No decorrer de sua carreira, Schoenfeld filmou muitos estudantes tentando solucionar problemas matemáticos. Mas o vídeo de Renee é um de seus favoritos pela beleza com que ilustra o que ele considera o segredo do aprendizado da matemática.

Passam-se 22 minutos desde o momento em que ela começa a lidar com o programa de computador e o instante em que diz:

"Ah! Agora faz sentido." Um longo tempo. "Isso é matemática da oitava série", observa Schoenfeld. "Se eu puser um aluno de oitava série na mesma situação de Renee, acredito que, após as primeiras tentativas, ele dirá: "Não entendi, dá pra você explicar?""

Certa vez ele perguntou a um grupo de estudantes do nível médio por quanto tempo eles ficavam tentando resolver um problema do dever de casa até concluírem que era difícil
demais. Suas respostas variaram de 30 segundos a 5 minutos, e a média foi de dois minutos.

Mas Renee persiste. Ela faz tentativas. Retorna às mesmas questões várias vezes. Pensa em voz alta. Vai em frente, não desiste. Tem uma vaga idéia de que há algo errado em sua teoria sobre como traçar uma linha vertical e só pára quando está absolutamente segura de que acertou.

A matemática não é algo natural para Renee. Ela não tem tanta facilidade assim para entender conceitos abstratos como "inclinação indefinida". Schoenfeld, porém, ficou impressionado com seu comportamento.

"Existe uma vontade de entender que a impele", ele diz.

"Ela não aceitaria um simples "Sim, você tem razão" superficial e depois iria embora. Renee não é assim. E isso é incomum."

Schoenfe1d recoloca o vídeo e aponta para um momento em que Renee se mostra genuinamente surpresa com algo na tela.

"Veja", ele diz. "Primeiro ela hesita e depois reage com surpresa. Muitos estudantes não perceberiam aquele detalhe. Mas Renee pensou: "Isso não se encaixa no meu raciocínio. Não estou entendendo. É uma coisa importante. Quero uma explicação." E, quando por fim, entende aquilo, ela diz: "Sim, isso se encaiXa."

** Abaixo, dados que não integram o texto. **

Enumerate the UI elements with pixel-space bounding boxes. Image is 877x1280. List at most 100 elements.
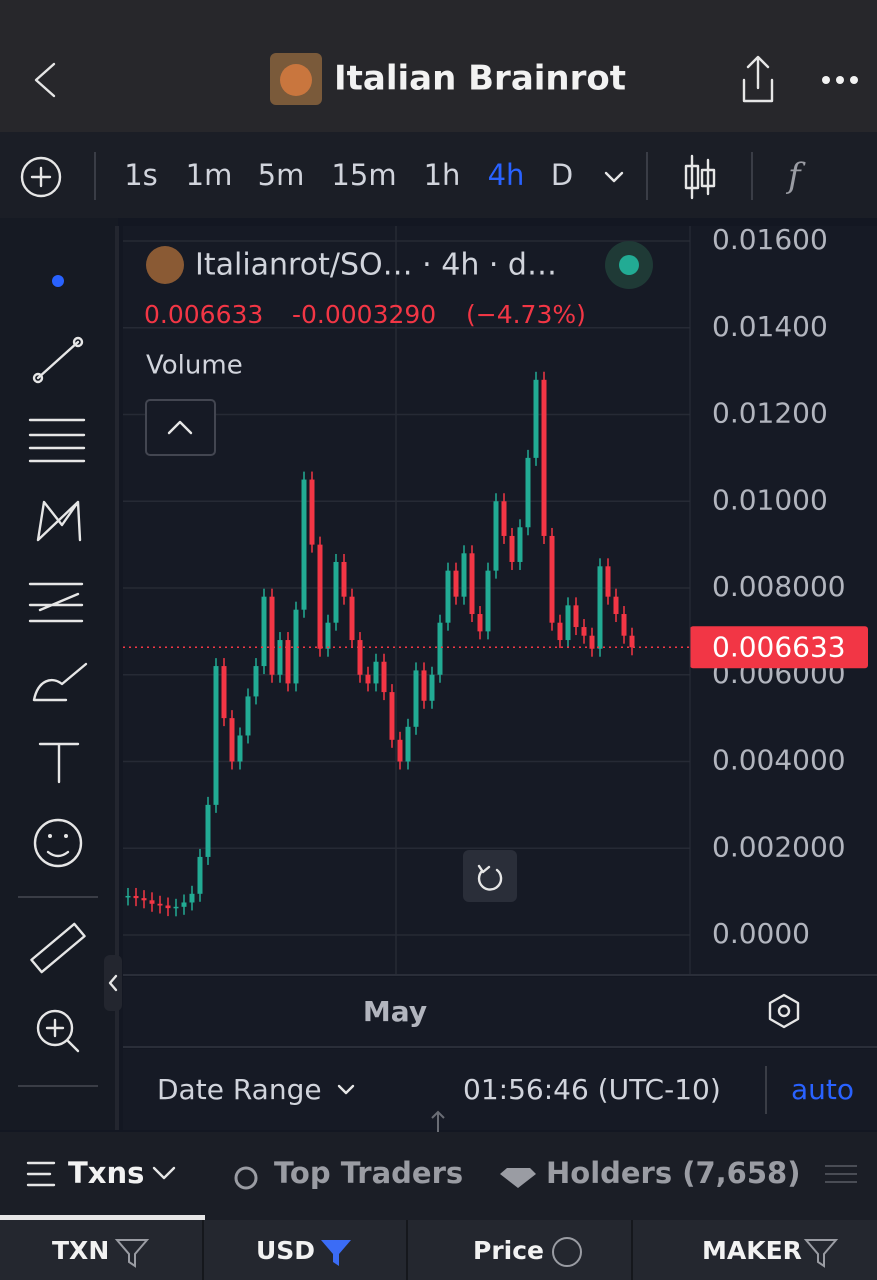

Em Berkeley, Schoenfeld ministra um curso sobre resolução de problemas cujo objetivo é, em suas palavras, fazer com que os estudantes se libertem dos hábitos relativos à matemática que adquiriram antes de ingressar na universidade. "Escolho um problema cuja solução desconheço. Digo aos alunos: "Vocês terão um teste para fazer em casa. O prazo é de duas semanas.

Conheço seus hábitos. Ninguém fará nada na primeira semana, só na seguinte. Por isso, aviso agora: caso dediquem apenas uma semana a essa questão, não conseguirão solucioná-la. Mas, se começarem a trabalhar no dia em que eu entregar o exame, se sentirão frustrados. Virão falar comigo: "É impossível." Minha orientação será que continuem tentando. Na segunda semana, constatarão que estão progredindo bastante."

Às vezes pensamos que ser bom em matemática é uma capacidade inata. A pessoa a tem ou não. Para Schoenfeld, porém, mais do que uma capacidade, trata-se de uma atitude. Domina a matemática quem se dispõe a tentar. É o que ele procura ensinar aos alunos. O sucesso é resultado da persistência, obstinação e disposição em se esforçar por 22 minutos para entender algo que levaria a maioria das pessoas a desistir após 30 segundos.

Se reunirmos vários indivíduos como Renee numa sala de aula e oferecermos espaço e tempo para que eles explorem a matemática, chegaremos longe. Imagine um país onde a obstinação de Renee não seja uma exceção, e sim um traço cultural tão profundamente arraigado quanto a cultura da honra no Cumberland Plateau. Essa seria uma nação exímia em matemática.

Como você viu no capítulo 1, a cada quatro anos, um grupo de educadores internacionais realiza o TIMSS (testes abrangentes de matemática e ciências) com alunos do nível fundamental em todo o mundo. Seu objetivo é obter uma comparação entre os níveis educacionais dos diferentes países.

Ao se submeterem aos exames do TIMSS, os estudantes têm que responder a um questionário. Nessa lista, há todo tipo de pergunta -qual é o nível educacional dos pais, o que acham da matemática, como são seus amigos, e assim por diante. Não é um exercício banal. São cerca de 120 questões. Na verdade, é tão maçante e trabalhoso que muitos alunos deixam de 10 a 20 delas sem resposta.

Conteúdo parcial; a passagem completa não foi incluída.